Zor iki hafta geçirdik.
Çok zor.
Yirmi dört tane dağ gibi evladı verdik kara toprağa.
İsimleri, acıları, hayalleri, sevinçleri yapıştı kaldı üzerimize, ölü bedenlerinin hüznüyle.
Hiçbir yere sığdıramadık onların gençliklerini, yaşayamadıkları geleceklerini.
Öyle ki sığdıramadık onları yüreklerimize, taştık onlar için dualarımız yükseldi, en yükseklere.
Ve sonrasında hiçbir acı yere düşmemiş, soğumamışken bedenler yerde, depreme yakalandı Van- Erciş 7,2 gibi büyük bir şiddetle.
Her gün birkaç mucizeyle birlikte yüzlerce cansız beden de çıkardık enkazdan. İki binleri bulan yaralılar da cabası.
Ve sonra ve şimdi
Ve yine vicdanımızla baş başa kaldık.
Yine vicdan muhasebesi yaptık.
İnsanlıkla terörün gölgelediği hayatlar arasında kalarak kimi zaman vicdandan yoksun, kimi zaman insafsızca davrandık.
Afetler, felaketler sadece yaşanan bölge için bir sonuç değil.
Yaşamayan toprakların geri kalanı için de bir sonuçtur.
Bir yaşam biçimi, bir davranış kalıbı, bir merhamet göstergesidir.
Biz bir yanda ne var ne yoksa gönderip, diğer yanda onları doğru adrese ulaştıramamanın acısıyla başlayan karın, artan soğuğun ve iç acıtan görüntülerin arasında kalarak, yeni bir kavga, yaşam mücadelesi de başlattık.

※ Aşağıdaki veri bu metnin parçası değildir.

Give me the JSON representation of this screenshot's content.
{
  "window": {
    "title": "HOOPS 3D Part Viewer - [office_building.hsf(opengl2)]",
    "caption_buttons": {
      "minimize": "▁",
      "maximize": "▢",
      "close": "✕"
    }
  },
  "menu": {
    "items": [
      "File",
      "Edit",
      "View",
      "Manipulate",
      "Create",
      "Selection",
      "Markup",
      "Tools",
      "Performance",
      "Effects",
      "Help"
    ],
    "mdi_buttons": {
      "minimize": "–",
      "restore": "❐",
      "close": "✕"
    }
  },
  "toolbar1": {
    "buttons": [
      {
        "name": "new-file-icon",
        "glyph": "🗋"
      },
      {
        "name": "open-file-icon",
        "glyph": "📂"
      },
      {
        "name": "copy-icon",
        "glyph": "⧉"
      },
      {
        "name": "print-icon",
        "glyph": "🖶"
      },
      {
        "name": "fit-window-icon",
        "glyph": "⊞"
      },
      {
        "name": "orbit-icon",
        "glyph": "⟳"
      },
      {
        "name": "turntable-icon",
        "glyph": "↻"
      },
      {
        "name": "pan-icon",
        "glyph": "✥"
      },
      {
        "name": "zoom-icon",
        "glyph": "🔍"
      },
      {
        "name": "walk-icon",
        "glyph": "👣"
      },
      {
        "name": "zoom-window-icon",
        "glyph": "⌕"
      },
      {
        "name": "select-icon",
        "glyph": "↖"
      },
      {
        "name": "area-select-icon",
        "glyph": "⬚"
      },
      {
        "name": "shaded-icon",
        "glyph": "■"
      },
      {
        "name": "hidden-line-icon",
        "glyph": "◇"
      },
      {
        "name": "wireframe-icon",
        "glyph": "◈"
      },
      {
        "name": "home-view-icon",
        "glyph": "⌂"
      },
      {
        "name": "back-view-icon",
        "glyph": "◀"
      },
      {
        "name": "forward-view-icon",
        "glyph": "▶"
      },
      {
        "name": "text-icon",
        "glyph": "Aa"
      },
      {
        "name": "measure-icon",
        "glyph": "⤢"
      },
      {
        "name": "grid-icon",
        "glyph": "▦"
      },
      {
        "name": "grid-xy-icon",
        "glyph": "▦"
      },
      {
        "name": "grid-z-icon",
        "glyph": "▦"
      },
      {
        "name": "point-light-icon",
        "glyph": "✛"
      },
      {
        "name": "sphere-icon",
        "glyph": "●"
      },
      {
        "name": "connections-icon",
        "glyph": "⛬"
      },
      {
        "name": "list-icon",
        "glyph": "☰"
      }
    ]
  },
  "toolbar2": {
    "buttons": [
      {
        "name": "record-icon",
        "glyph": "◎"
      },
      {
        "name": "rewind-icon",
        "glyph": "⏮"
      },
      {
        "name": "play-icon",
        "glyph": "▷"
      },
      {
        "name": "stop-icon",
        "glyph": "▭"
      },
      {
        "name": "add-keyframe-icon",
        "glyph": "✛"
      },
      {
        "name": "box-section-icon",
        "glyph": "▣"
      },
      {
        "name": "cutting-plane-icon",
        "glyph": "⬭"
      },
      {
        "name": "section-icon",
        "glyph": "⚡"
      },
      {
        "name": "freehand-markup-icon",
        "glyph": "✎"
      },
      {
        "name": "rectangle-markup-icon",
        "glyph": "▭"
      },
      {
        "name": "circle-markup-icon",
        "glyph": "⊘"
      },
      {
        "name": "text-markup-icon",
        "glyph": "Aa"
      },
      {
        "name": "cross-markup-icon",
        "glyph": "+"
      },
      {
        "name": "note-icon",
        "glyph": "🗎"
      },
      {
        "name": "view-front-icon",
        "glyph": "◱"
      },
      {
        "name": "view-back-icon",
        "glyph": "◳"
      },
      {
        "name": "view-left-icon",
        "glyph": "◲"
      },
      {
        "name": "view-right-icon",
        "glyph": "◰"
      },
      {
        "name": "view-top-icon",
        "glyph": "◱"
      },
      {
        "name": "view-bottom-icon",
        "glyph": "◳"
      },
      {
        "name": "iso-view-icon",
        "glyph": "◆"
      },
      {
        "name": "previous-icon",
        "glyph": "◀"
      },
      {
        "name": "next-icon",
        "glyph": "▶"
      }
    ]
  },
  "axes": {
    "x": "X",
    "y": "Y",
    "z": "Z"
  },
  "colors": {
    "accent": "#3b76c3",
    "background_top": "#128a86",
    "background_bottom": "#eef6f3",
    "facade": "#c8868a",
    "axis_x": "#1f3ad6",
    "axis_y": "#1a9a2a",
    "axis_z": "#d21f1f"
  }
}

Deprem kime ders oldu bilemem?
Olması gerek mi tartışılır?
Ama depremin yarattığı yıkımın, acıların, verdiği hasarın büyüklüğü ortada
Yarattığı ve unutulması imkânsız psikoloji de…
Geri dönmesi zor günler
Başa alınması mümkün değil. O Pazar gününün, 2 dakika öncesine gitmek te.
Hoş gitsek ne değişecek?
Ölü, yaralı ya da hasar oranı azalacak mı?
Peki ya zihniyet?
Onda bir değişiklik olacak mı?
Siz de inanıyorsunuz değil mi, olmayacağına.

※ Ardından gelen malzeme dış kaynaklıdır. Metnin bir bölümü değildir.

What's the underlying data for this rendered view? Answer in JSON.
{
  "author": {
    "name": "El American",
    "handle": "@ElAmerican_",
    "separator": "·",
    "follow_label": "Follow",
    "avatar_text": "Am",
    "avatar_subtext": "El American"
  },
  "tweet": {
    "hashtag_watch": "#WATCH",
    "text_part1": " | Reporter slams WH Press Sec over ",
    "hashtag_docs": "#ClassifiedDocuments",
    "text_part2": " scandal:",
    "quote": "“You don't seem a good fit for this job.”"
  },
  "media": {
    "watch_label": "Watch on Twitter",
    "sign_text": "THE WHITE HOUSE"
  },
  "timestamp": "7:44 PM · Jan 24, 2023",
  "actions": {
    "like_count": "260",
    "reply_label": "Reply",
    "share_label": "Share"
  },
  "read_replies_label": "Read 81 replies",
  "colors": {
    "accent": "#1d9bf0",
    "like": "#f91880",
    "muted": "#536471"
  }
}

Kendi halkımızı, toplumumuzu oluşturan katmanları biliyoruz çünkü.
Tanıyoruz insanımızı.
Ülke olarak geçmeye çalıştığımız dönemecin neresindeyiz anlamak güç?
İnsanımın kırılma noktası ya da anını da.
Kimi vicdanının sesinde, yüreğinde, kimi insanlığında.
İşin özü aslında ikisi de aynı yolda, kapıda.
Zor zamanlar
Söylenecek söz hem çok hem hiç yok
Hem sözün bittiği, susmanın bile çare olmadığı anlar
Hem de ne kadar bağırsan sesini kimsenin duymadığı, kimseye duyuramadığın zamanlar
Çareler içinde çaresiz kalmak, yaşamın içinde ölüme gitmekle
Bilerek ve diri diri gömülmekle aynı
Ülkemizin büyük kararlar vermesi gereken zaman
Birleşmesi, birleştirilmesi zorunda olan
Umut olması, umutlanması gereken
Sadece karşıt güçlere, fırsatçılara, hainlere karşı değil birlikte durma, birlik olma savaşı
Afete, felakete karşı da yapılmalı olması gereken neyse
Kaybetmemek için binlerce insanımızı birkaç saniyede
Verilmesi gereken ceza, uygulanması gereken kanun, neyse, olmalı artık
Boşa zaman harcamadan
Dersten de ders almayacak mıyız?
Hangi ölümler sarsacak bizi hızlıca?
Hangi kayıplar doğruyu bulduracak bize
Yoksa Van’da yaptığı evler yıkılan ama kendi evine bir şey olmayan müteahhidin yaptığı gibi
Sadece kendini mi sağlama alacak parası olan
Peki, olmayana kim yardım elini uzatacak, devletten başka
Onların çadırını da ihtiyacı olmayan kullanacaksa…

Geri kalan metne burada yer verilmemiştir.